The ETF vehicle offers intraday liquidity and typically lower expense ratios compared to traditional mutual funds, but the primary driver remains tax efficiency. As active ETFs can utilize the in-kind creation and redemption process, they significantly minimize capital gains distributions. In fact, JPMAM noted that active ETFs have distributed significantly lower capital gains compared to mutual funds. That applies both in terms of average capital gains relative to net asset value and the percentage of funds paying capital gains each year.
“The active ETF story has evolved alongside a maturing product set that now offers investors meaningful choice. As investors gained access to active managers with verifiable track records using a structure they already trusted, the flows responded accordingly,” Jon Maier, chief ETF strategist for J.P. Morgan Asset Management, said. “The growth in active ETF AUM isn’t just keeping pace, it’s accelerating well ahead of where active strategies stood at a similar stage in the category’s early stages.
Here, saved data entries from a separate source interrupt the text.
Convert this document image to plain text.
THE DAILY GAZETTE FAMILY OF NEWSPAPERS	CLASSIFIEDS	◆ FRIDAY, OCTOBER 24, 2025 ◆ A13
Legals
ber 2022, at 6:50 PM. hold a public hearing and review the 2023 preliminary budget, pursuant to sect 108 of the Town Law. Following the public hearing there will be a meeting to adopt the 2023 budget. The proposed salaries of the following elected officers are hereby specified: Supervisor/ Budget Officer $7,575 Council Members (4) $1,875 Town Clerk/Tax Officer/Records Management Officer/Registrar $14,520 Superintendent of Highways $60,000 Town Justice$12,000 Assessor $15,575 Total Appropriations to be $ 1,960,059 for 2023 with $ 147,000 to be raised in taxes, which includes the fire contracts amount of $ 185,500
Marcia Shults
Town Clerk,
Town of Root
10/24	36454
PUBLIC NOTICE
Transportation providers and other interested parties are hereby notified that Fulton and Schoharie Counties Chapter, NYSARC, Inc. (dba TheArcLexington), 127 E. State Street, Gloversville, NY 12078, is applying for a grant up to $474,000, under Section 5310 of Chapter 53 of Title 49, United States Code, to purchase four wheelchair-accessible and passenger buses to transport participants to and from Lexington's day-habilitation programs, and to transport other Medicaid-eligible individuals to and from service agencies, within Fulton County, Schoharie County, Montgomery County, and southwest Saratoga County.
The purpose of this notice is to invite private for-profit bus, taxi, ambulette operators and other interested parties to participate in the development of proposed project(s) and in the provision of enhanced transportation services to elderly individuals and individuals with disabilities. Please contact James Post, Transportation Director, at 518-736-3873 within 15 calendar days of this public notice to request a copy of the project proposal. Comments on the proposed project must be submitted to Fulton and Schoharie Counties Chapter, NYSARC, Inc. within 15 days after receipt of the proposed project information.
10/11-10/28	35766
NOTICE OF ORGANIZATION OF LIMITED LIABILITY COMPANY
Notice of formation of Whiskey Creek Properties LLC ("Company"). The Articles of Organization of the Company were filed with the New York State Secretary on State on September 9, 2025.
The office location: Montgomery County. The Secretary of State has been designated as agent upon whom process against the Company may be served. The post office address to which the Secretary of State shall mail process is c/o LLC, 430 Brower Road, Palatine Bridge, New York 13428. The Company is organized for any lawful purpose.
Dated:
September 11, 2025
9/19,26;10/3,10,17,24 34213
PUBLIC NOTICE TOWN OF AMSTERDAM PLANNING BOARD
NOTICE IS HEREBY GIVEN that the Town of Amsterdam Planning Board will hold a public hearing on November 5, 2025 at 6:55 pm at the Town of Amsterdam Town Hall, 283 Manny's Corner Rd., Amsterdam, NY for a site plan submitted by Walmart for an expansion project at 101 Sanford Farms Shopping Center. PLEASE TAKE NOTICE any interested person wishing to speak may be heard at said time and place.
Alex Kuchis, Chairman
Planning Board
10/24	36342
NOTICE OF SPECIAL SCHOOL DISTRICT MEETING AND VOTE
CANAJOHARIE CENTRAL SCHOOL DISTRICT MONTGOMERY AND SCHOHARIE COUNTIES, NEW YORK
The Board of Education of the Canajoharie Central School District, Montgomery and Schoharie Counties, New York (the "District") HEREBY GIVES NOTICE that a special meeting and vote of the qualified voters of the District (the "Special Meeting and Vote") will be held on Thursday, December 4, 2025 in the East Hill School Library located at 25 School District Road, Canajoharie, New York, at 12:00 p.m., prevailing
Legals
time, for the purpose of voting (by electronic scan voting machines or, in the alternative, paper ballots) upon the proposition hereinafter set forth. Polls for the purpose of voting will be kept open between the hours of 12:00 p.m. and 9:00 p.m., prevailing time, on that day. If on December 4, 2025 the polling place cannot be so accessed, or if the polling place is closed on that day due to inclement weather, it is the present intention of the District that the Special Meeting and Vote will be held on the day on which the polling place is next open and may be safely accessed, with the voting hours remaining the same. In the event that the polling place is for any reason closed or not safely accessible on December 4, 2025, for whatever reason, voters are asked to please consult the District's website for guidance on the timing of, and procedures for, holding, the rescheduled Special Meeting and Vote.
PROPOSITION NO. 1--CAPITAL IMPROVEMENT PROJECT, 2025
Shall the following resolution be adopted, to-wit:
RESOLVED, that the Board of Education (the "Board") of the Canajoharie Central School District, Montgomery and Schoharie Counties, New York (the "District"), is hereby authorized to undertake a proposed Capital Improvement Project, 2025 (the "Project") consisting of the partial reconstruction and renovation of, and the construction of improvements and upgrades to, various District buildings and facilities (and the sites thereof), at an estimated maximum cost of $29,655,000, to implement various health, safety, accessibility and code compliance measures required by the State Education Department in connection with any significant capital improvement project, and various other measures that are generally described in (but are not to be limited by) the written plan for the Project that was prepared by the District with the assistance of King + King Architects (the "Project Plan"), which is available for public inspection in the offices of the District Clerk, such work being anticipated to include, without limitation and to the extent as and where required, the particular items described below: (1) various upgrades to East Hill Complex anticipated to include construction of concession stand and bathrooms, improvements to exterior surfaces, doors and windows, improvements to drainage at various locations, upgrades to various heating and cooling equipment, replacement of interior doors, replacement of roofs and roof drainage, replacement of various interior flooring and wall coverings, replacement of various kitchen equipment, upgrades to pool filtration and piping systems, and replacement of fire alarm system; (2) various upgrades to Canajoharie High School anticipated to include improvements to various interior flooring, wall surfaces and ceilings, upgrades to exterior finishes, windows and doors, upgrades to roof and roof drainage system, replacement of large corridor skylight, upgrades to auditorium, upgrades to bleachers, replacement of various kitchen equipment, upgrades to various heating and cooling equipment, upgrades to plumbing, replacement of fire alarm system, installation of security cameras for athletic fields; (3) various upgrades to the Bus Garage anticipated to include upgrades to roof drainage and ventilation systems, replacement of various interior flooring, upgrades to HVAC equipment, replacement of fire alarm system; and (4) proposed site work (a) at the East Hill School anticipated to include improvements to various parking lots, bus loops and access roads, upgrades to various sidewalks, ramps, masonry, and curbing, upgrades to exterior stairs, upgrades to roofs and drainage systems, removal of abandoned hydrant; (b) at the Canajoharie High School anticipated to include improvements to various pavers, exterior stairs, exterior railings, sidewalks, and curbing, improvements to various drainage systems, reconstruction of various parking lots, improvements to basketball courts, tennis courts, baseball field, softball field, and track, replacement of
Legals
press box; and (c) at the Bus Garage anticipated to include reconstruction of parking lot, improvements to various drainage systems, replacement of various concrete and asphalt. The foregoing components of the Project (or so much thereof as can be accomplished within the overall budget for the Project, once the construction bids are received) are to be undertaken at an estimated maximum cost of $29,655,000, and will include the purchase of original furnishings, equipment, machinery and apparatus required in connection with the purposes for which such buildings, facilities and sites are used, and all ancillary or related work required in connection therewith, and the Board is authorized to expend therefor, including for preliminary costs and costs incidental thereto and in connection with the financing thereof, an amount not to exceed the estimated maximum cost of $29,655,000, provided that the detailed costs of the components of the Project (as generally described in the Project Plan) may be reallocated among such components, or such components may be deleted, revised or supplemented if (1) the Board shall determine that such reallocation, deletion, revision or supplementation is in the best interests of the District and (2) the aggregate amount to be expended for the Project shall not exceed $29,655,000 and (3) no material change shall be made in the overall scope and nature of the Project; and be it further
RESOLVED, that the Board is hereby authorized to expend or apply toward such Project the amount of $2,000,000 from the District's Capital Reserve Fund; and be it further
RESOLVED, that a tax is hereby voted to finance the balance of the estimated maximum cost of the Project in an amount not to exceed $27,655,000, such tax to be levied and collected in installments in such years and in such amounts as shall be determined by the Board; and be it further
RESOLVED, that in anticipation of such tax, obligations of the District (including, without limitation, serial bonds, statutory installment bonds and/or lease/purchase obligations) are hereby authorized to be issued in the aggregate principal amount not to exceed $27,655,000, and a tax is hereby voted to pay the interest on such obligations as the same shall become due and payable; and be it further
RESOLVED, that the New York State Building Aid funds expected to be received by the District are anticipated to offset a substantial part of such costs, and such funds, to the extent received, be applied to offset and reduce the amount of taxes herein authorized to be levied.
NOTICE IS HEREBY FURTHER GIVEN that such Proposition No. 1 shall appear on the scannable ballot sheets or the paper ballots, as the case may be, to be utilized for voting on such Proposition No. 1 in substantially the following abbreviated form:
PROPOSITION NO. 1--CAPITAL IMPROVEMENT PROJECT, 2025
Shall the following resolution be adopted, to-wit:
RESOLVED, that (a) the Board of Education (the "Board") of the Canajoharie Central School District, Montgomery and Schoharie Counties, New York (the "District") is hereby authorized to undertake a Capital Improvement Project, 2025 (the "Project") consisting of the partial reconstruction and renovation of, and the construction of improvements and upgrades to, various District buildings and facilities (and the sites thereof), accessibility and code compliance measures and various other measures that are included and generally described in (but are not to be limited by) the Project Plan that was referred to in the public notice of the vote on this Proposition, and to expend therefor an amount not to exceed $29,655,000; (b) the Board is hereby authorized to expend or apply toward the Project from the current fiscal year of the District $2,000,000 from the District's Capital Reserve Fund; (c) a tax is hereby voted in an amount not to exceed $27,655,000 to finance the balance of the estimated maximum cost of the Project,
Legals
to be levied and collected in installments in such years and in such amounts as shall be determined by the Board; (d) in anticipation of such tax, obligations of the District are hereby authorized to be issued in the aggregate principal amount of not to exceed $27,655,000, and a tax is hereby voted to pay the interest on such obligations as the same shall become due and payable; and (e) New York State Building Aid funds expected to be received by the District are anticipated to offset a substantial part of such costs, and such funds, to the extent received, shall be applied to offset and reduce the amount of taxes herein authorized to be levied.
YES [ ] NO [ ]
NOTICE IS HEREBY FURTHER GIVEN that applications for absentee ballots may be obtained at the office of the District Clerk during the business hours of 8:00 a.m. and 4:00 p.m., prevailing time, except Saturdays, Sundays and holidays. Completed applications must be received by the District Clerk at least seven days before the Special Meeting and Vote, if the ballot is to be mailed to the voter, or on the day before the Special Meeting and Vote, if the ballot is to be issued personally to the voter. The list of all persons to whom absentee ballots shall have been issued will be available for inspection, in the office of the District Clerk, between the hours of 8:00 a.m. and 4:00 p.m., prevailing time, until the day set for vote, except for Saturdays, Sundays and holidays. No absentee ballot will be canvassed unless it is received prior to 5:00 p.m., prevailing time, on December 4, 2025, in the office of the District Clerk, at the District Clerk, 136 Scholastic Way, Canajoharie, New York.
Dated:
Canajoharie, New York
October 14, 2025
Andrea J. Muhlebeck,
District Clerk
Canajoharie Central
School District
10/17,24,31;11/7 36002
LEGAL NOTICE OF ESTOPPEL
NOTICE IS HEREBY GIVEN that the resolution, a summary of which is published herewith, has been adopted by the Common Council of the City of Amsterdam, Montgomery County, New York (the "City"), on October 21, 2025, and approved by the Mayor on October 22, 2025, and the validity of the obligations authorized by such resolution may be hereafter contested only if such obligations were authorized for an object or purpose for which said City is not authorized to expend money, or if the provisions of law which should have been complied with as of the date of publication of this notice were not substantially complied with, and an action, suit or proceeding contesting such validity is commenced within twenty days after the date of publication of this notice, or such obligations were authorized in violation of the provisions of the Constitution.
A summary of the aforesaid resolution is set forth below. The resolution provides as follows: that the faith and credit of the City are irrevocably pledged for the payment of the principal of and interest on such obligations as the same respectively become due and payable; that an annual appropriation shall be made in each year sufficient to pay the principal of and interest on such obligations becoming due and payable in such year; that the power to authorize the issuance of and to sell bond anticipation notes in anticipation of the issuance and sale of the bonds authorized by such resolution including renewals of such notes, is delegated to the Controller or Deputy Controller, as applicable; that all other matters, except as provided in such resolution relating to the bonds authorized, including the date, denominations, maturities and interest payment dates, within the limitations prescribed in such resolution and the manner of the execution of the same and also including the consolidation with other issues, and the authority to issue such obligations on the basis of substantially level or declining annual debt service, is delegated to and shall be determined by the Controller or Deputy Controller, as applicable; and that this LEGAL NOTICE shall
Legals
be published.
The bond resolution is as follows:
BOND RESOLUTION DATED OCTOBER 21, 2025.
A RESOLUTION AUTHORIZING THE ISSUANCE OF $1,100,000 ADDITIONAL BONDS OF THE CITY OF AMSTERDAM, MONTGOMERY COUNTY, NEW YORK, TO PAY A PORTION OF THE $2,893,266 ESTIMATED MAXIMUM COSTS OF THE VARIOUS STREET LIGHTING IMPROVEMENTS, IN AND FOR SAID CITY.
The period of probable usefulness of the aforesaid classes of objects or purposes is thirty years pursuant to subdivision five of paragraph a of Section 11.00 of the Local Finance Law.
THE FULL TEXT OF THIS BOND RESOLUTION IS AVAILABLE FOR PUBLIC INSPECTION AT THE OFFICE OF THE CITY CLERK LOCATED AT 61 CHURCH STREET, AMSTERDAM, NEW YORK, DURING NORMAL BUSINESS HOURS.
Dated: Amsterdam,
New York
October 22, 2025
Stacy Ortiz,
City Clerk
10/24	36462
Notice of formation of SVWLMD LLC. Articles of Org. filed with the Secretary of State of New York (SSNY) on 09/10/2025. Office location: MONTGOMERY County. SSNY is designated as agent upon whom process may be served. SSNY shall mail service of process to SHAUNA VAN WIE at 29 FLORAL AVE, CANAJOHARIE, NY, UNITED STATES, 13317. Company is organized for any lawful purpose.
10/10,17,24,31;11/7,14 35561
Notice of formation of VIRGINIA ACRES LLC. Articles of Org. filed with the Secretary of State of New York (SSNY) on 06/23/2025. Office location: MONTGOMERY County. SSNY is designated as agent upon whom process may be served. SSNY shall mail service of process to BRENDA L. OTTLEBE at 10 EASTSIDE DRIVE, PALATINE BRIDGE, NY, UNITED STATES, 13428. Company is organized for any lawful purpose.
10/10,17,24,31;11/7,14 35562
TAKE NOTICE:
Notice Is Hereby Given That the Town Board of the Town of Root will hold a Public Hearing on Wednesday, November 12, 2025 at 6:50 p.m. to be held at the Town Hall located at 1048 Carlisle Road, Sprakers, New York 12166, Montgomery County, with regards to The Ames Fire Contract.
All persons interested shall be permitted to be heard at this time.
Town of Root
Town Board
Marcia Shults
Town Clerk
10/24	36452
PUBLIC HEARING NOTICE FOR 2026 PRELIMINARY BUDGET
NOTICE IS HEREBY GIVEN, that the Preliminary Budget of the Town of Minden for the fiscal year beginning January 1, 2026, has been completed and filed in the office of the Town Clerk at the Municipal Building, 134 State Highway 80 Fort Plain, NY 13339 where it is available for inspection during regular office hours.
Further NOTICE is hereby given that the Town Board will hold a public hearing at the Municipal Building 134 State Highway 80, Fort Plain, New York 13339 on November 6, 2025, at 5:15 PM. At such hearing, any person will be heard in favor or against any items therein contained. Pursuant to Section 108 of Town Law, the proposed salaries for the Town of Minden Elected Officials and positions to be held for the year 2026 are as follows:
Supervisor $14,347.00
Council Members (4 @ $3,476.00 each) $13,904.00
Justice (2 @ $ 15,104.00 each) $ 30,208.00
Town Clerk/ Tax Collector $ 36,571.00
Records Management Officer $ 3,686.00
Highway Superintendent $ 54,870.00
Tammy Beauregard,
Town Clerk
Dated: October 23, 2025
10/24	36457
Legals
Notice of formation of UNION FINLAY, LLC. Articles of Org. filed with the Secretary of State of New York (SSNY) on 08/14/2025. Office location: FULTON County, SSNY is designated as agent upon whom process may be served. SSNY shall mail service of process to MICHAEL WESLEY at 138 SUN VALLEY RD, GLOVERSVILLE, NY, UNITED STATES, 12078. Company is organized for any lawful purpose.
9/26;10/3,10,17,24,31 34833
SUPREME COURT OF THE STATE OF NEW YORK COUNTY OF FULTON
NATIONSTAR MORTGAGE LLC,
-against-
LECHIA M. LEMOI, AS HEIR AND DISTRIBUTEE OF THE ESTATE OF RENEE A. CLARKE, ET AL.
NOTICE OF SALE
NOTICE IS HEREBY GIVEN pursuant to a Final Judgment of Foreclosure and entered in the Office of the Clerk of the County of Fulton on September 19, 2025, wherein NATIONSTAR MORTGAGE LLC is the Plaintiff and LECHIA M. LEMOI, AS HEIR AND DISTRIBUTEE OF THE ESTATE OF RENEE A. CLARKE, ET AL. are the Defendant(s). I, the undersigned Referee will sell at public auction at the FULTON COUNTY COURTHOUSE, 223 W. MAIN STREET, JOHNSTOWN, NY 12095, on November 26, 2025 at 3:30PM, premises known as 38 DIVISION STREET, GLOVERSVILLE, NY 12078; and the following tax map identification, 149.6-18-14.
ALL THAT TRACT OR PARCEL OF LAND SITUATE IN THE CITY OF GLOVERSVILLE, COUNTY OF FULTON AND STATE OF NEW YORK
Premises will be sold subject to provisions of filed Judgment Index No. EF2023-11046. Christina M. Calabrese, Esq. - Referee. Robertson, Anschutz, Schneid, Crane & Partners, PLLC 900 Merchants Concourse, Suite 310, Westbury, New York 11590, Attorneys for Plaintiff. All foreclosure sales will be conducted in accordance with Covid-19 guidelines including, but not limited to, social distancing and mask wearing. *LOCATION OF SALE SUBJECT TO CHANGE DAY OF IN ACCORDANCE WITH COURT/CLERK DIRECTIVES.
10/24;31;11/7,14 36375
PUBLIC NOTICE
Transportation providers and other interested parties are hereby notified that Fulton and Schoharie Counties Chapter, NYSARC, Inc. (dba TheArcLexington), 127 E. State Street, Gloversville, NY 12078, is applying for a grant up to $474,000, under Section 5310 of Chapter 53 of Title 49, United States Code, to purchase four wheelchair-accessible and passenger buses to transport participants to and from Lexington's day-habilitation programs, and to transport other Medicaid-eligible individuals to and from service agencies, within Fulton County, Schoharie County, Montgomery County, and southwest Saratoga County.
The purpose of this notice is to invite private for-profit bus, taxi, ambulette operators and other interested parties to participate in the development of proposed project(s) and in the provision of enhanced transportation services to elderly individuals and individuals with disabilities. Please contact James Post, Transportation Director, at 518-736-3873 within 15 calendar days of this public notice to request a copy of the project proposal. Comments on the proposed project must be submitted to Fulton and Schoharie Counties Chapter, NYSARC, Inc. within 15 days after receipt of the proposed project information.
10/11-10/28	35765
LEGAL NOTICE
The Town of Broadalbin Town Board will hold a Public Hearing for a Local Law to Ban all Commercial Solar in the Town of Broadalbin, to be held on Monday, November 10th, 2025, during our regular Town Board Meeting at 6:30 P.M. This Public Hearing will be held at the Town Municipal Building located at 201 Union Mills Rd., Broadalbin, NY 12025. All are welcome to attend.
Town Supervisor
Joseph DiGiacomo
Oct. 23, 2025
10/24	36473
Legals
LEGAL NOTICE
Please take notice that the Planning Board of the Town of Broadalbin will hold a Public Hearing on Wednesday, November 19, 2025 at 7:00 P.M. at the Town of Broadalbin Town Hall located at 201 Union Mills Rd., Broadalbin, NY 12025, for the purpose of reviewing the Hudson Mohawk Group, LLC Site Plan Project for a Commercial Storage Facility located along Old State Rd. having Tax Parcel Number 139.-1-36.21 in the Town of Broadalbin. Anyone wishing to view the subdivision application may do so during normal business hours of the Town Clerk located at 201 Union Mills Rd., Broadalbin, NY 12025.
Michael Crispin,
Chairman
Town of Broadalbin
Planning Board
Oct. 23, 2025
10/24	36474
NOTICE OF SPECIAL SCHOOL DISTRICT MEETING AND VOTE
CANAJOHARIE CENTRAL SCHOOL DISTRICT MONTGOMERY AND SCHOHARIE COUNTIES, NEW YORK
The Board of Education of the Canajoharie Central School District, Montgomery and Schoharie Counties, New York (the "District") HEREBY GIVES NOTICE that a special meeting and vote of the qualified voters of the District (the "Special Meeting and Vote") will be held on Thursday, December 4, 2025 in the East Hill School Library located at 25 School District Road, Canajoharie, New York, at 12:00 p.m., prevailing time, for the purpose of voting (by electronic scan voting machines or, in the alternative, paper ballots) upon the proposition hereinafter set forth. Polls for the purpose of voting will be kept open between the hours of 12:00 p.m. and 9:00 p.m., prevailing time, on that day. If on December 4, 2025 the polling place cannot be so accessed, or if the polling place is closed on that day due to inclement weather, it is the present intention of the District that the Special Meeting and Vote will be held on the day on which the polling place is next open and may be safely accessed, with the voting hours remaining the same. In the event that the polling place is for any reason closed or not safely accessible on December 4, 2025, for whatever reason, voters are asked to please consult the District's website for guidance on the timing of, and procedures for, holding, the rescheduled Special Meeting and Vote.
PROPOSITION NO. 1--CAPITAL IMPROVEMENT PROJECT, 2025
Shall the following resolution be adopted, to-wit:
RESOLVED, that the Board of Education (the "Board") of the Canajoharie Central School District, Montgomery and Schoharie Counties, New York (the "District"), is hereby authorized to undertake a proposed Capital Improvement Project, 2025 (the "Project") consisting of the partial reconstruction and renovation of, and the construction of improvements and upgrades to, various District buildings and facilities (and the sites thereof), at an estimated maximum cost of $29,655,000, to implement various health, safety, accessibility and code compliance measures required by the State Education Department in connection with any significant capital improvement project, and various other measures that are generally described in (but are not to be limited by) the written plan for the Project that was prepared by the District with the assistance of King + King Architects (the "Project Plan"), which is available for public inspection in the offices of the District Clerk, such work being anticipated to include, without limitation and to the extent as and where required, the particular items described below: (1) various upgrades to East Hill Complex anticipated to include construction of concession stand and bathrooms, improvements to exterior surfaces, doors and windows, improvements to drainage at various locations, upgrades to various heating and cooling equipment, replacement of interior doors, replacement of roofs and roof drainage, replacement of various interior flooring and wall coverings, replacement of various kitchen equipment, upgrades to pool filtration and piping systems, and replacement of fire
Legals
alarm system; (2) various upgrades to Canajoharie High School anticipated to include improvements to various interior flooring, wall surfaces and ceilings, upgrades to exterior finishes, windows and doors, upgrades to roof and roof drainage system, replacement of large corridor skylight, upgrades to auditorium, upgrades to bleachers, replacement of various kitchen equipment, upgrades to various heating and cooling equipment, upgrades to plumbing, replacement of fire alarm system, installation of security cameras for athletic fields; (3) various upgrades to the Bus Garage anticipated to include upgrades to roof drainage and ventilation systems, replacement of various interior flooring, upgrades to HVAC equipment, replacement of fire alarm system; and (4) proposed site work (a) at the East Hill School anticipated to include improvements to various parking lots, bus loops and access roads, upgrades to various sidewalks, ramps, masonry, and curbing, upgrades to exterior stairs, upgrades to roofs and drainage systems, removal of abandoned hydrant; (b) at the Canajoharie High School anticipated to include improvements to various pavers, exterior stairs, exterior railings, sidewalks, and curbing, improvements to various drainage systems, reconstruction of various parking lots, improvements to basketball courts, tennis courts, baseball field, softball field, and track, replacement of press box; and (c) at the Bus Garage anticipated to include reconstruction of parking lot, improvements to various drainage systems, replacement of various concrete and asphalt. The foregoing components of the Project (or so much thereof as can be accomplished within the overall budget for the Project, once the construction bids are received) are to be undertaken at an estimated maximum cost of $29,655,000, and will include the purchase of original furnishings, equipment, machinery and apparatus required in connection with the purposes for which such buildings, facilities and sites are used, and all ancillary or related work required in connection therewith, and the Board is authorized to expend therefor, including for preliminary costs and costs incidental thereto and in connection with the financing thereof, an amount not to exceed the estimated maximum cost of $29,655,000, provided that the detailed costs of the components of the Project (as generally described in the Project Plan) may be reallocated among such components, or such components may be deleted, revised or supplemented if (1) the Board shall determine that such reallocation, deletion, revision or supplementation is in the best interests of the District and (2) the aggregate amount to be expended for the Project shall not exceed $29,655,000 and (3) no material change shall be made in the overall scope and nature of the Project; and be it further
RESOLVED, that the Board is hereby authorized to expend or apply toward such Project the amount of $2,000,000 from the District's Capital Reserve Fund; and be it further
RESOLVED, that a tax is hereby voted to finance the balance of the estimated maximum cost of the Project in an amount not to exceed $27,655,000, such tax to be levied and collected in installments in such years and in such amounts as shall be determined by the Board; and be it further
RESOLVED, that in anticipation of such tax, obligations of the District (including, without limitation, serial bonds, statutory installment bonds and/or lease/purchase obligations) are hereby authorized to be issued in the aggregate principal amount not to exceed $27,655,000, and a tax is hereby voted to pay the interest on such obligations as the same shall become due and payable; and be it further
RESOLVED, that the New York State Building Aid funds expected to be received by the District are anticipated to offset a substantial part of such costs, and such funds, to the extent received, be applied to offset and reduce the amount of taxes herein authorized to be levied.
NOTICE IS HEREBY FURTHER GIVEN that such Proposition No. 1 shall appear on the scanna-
That’s not coincidence. That’s the market telling you something.”
Some of the largest active ETFs by assets include the JPMorgan Equity Premium Income Fund (JEPI), the Dimensional U.S. Core Equity 2 ETF (DFAC), the JPMorgan Ultra-Short Income ETF (JPST), the JPMorgan NASDAQ Equity Premium Income ETF (JEPQ), the Capital Group Dividend Value ETF (CGDV), and the Janus Henderson AAA CLO ETF (JAAA).
Notably, active ETFs seeing the greatest year-to-date flows through April 16 include the iShares Large Cap Core Active ETF (BLCR), the Avantis Emerging Markets Equity ETF (AVEM), and the Capital Group Dividend Value ETF (CGDV).
Fixed Income Flows Favor Active ETFs
Nowhere is the active trend more visible than in fixed income. As the Federal Reserve maintains a higher-for-longer stance, a challenge for passive bond ETFs has been duration risk. JPMAM’s data shows that active fixed income ETFs have seen accelerated adoption as advisors seek to manage interest rate sensitivity and credit exposure more dynamically.
Advisors are currently utilizing active ultra-short and core-plus strategies to capture yield while mitigating the volatility of the Bloomberg U.S. Aggregate Bond Index. By shifting away from market-cap-weighted bond indexes — which often give the largest weights to the most indebted issuers — active managers can prioritize credit quality and structural security.
Looking Ahead
The data is clear: The transition from mutual funds to active ETFs is accelerating. As advisors look toward the remainder of 2026 and beyond, the integration of active management within an ETF wrapper appears less like a trend and more like a permanent evolution of the industry.